Nel corso dello scorso anno sette persone sono state affidate al parco per un totale di circa 750 ore di lavoro. La pena minima è stata di 22 ore a carico di un programmatore siti internet con il quale è stato organizzato un corso di computer per gli addetti alla comunicazione del parco. Con 3 persone esperte di lavori in muratura e carpenteria sono stati risistemate attrezzature e strutture del parco. Dalla riparazione di una giostra, alla risistemazione dei cubetti di porfido nel cortile della cascina Vallere, al rifacimento dell’intonaco dei muri esterni danneggiati, alla imbiancatura di alcuni muri. Ovviamente all’ente spettano i costi relativi all’acquisto delle materie prime e delle attrezzature necessarie, che in taluni casi i “condannati” si sono offerti di portare direttamente da casa loro per potere lavorare meglio con attrezzature conosciute.
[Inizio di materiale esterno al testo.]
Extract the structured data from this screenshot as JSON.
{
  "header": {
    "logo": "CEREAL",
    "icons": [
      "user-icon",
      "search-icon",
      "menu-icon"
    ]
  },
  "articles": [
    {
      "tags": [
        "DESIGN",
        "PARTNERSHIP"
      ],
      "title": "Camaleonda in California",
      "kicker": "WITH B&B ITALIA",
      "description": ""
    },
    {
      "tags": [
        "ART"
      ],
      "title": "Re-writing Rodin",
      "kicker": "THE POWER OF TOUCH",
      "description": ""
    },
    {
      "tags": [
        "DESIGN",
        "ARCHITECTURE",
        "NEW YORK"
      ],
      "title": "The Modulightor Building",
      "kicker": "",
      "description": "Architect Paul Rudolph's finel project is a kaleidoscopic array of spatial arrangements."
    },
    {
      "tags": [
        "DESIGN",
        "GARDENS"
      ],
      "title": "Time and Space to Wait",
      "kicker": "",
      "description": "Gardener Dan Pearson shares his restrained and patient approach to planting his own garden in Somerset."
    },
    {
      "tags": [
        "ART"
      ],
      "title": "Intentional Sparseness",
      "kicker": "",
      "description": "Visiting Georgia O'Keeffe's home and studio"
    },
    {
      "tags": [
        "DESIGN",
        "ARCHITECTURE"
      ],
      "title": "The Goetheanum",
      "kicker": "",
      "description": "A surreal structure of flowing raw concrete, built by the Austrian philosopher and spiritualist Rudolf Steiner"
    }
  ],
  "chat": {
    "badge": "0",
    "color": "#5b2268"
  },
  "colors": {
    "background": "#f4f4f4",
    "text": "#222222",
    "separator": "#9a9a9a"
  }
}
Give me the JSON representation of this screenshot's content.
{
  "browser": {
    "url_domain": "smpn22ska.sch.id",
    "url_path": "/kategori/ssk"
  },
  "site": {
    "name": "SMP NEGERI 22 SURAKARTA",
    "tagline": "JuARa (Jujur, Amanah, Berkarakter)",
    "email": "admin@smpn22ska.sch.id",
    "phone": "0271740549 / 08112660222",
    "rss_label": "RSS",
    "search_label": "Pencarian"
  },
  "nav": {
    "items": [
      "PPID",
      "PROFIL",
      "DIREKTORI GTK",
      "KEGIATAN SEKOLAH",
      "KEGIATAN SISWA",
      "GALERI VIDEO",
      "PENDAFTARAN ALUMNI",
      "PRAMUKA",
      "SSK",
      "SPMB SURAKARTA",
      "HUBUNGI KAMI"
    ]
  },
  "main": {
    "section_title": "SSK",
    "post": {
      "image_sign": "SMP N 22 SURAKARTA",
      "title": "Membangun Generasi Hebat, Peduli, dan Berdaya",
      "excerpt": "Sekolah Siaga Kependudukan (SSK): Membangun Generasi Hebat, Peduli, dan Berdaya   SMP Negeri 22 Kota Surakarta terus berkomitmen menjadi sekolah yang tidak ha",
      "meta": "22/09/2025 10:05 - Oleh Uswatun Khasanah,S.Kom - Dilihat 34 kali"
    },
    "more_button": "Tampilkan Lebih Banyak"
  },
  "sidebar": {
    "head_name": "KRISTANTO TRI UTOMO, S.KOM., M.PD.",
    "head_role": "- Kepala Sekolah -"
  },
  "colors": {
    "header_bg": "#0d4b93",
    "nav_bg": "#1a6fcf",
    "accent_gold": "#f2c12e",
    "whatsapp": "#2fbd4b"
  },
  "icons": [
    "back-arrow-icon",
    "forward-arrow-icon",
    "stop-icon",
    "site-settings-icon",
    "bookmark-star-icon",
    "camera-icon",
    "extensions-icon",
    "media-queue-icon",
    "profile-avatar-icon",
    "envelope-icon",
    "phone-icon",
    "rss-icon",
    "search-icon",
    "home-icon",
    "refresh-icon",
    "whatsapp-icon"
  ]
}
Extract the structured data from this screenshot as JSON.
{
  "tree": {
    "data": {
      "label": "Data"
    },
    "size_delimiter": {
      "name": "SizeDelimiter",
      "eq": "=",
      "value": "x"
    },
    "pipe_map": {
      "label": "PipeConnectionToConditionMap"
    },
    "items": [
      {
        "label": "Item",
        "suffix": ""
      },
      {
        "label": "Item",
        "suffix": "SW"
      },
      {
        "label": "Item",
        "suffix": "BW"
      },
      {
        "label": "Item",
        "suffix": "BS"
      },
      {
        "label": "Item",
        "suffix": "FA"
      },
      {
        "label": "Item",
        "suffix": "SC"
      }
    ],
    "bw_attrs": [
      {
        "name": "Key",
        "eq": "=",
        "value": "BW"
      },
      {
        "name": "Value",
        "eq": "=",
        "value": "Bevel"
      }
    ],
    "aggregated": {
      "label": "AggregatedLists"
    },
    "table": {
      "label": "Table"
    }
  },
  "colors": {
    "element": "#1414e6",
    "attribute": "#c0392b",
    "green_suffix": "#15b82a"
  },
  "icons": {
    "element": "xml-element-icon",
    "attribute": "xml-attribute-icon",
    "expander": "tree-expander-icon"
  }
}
Un ragazzo di circa 25 anni, con una pena di circa 240 ore, ha rimesso a nuovo il “look” delle recinzioni dell’area gioco bimbi a Moncalieri Vallere, riverniciando e riparando le assicelle rotte. Peccato che, non ancora finiti i lavori, i soliti ignoti abbiano pensato bene di “giocare” a rompere la recinzione vanificando in parte il lavoro ed esponendo l’ente, quindi il contribuente, ad ulteriore esborso di denaro pubblico per la riparazione.

Un tecnico agrario, con una condanna di 248 ore, ha messo a disposizione la sua professionalità coadiuvando i tecnici del parco nella redazione del nuovo piano di sviluppo rurale (PSR). In generale il rapporto con i condannati è stato fruttuoso e costruttivo. Tutti hanno ottemperato serenamente a questa condanna, chi facendo i salti mortali per riuscire a conciliare questo obbligo con il lavoro e chi, perché disoccupato, ha chiesto di potere fare più ore possibile per finire presto e dedicarsi alla ricerca di una occupazione. Ottimo anche il rapporto con i servizi sociali, che incaricati di seguire i condannati, si sono dimostrati estremamente presenti ed attivi sia nel risolvere i problemi, sia nel cercare di capire quale e se ci fosse un rischio reale di alcolismo in qualcuna delle persone affidate al parco.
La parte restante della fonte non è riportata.